Die Inszenierung jedenfalls soll den Siegeszug des „epischen Theaters“ anleiern, Aufrichts Bühne zu revolutionärem Ruhm führen. Mit BB als Hausautor und dem Ensemble Helene Weigel, Carola Neher, Lotte Lenya, Oskar Homolka, Peter Lorre, Theo Lingen, Ernst Busch formt sich eine neuartige Schauspielerei ambitionierter Prägung. Die Mimen „waren keine Beamten der politischen Bewegung und keine Priester der Kunst. Sie hatten als politische Menschen ihre soziale Sache vorwärtszubringen vermittels der Kunst und vermittels aller anderen Mittel“, erinnert sich der Prinzipal, und dies Prinzip begegnet uns wieder an Peter Steins noch frischer Schaubühne, da die Akteure ihr Spiel um freiheitsbewegte Spendensammlungen erweiterten. So geschehen in Zeiten weltweiten Vietnams.

Ein Kleinkrieg ungezählter Widrigkeiten bahnt sich an, als Carola Neher, „das flächige, unregelmäßige Gesicht mit der Katzennase“, ihre PollyRolle, die sie schlichtweg zu klein findet, unsanft niederlegt. Außerdem hat Klabund, mit dem sie inzwischen verheiratet ist, ebenfalls Villon übersetzt; so mag auch diesbezügliche Empfindlichkeit mitschwingen. Obwohl Brecht spontan ihren Part vergrößert, während der Nachtprobe Neues erdichtet, pfeffert sie früh um fünfe das Manuskript vor Aufrichtens Füße. „Spielen Sie das Zeug allein!“ verabschiedet sie sich. Bruder Caspar Neher hingegen bleibt seinem Schulfreund Bertl als Bühnenbildner treu, und auch Carolchen wird - Launen hin, Zicken her nach Klabunds frühem Tod wieder mit ihm zusammenarbeiten.

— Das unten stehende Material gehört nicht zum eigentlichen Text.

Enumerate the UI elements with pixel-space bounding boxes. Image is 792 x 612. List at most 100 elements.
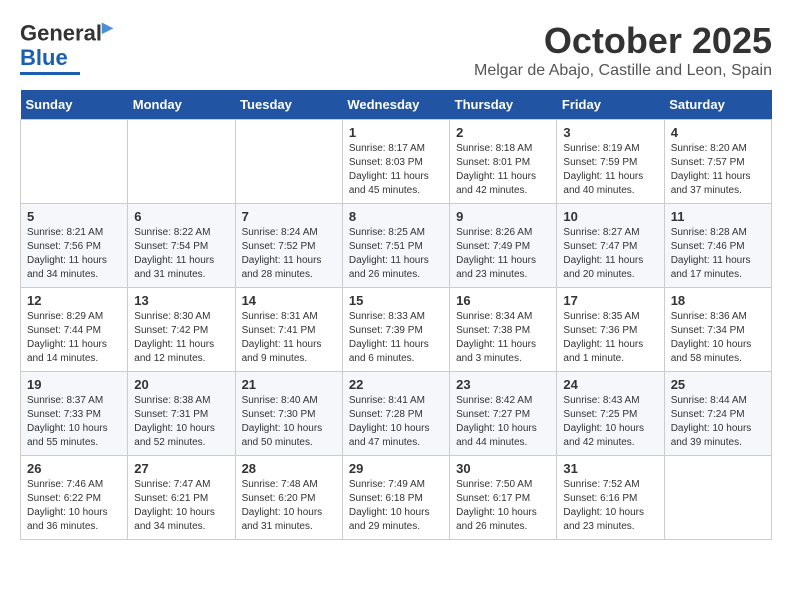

Auf den letzten Drücker springt Roma Bahn für sie ein, vier Tage vor der Premiere, an deren Zustandekommen so mancher Experte gar nicht mehr glauben mag. Brecht und Regisseur Erich Engel konversieren nurmehr in gepflegten Verbalinjurien, Helene Weigel wird von einer Blinddarmreizung heimgesucht, ihre Rolle als Puffmutter ersatzlos gestrichen, und nach der Generalprobe, die sich bis in die Morgenstunden des Premierentages zieht, schließt Rosa Valetti, die Frau Peachum, ganz defaitistisch einen Vertrag mit dem Kabarett der Komiker ab - gleich für den Abend danach. Und dann war da noch die Sache mit dem PappSchimmel. Auf diesem Vieh sollte der Bote herangleiten, Macheath die Begnadigung zu überreichen. Doch sind die Schienen falsch berechnet; Roß & Herold würden im Zuschauerraum landen. Noch anderthalb Stunden vor Uraufführungsbeginn sind sich Brecht & Weill einig in heiligem Zorn: „Dieses Theater habe ich zum letztenmal betreten!“ Beide lügen - sonst wäre ja der ganze Knatsch mit Harald Paulsen für die Katz gewesen. Der OperettenBonvivant will seinen Mackie Messer unbedingt im oberschnieken Kitschkostüm hinlegen. (Wozu nun wieder jener versehentlich gelieferte Papageienvorhang paßt, den Brecht stante pede gegen Sackleinen austauschen läßt.) Der Melonen- & GamaschenLook erfährt seine Krönung in der himmelblauen Seidenschleife, die so gut zu Paulsens Augen paßt. Als alles Reden & Toben nichts fruchtet, spricht also Bertolt, der Weise: „Lassen wir ihn also süßlich und charmant. Wir führen ihn durch eine Moritat ein, die seine Schandtaten besingt, um so unheimlicher wirkt er mit seiner hellblauen Schleife.“ Seither wissen wir, daß der Haifisch Zähne hat, mitten im Gesicht.